The best paper for the 2011 ARCC Architectural Research Conference was awarded to Michael D. Gibson of Kansas State University for his paper “Integrating geometry and light: daylight solutions through performance-based algorithms“. The full paper is available here.
ABSTRACT: Designing spaces for daylight is a complex problem for architects, balancing geometry with the location of daylight sources. Conventional design practice approaches this balance one-dimensionally: common procedures, rules of thumb, and building codes lead designers to default to regularity when designing windows and skylights.
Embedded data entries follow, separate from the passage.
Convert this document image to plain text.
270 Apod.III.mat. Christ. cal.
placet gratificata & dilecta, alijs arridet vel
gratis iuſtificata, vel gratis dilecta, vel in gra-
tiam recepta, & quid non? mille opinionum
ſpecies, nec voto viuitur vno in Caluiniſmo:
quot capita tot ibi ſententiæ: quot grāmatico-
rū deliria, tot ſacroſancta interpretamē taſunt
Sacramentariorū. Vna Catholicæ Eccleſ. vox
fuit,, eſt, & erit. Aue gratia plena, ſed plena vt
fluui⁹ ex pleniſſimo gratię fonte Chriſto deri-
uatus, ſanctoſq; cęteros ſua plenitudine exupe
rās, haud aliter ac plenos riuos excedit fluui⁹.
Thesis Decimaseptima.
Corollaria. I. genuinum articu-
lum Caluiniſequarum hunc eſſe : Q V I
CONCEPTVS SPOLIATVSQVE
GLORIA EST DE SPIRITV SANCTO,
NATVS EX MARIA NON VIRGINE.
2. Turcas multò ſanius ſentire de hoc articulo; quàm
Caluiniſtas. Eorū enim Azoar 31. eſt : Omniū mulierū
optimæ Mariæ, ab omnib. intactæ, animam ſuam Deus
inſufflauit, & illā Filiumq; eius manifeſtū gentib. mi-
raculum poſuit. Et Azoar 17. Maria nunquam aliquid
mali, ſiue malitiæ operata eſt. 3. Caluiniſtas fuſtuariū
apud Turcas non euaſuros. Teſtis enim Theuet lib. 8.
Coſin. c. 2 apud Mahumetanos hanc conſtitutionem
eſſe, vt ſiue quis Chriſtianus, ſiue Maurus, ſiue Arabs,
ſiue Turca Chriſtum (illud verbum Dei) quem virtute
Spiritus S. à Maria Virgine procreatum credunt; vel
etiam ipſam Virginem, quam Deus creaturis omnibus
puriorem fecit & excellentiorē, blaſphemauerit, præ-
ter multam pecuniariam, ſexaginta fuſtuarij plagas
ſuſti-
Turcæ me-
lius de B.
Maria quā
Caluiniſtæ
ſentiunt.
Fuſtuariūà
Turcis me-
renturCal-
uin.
The problem of daylight can be restated, starting first from the basic performance goal of distributed, uniform light. In traditional vernacular architecture, it is common to observe intentional coincidences among windows and interior surfaces, illustrating that openings and interior geometry can be integrated to distribute light in a way that is also experientially dynamic: integration also understood by great architects of the past and present.
Parametric design – a method of working where pieces of a simulated model can be manipulated ad infinitum – provides a new way of studying the relationship between light and geometry in the producing desirable, uniform, lighting conditions. Taking parametric design a step further, it is possible to tie together parametric models and computer-based simulations to produce an algorithm that “finds‟ optimal configurations between openings and interior geometry. Such an algorithm reveals two possibilities. The first is that designers can systematically determine the best relationship among openings and interior
space. Secondly, the success of these algorithms offers objective proof that, in comparison to the default of regularized patterns of openings, a more organic (i.e. less artificially ordered) relationship between openings and interior indeed is better for producing uniform daylight.
Two parametric algorithms will be discussed in the paper: an optimization algorithm, leading to a given problem to a single solution, and an evolutionary algorithm, using the random generation of individual solutions to reach better fitting results. The workings of the algorithms as well as the interpretation of the results in the context of design for daylight are discussed.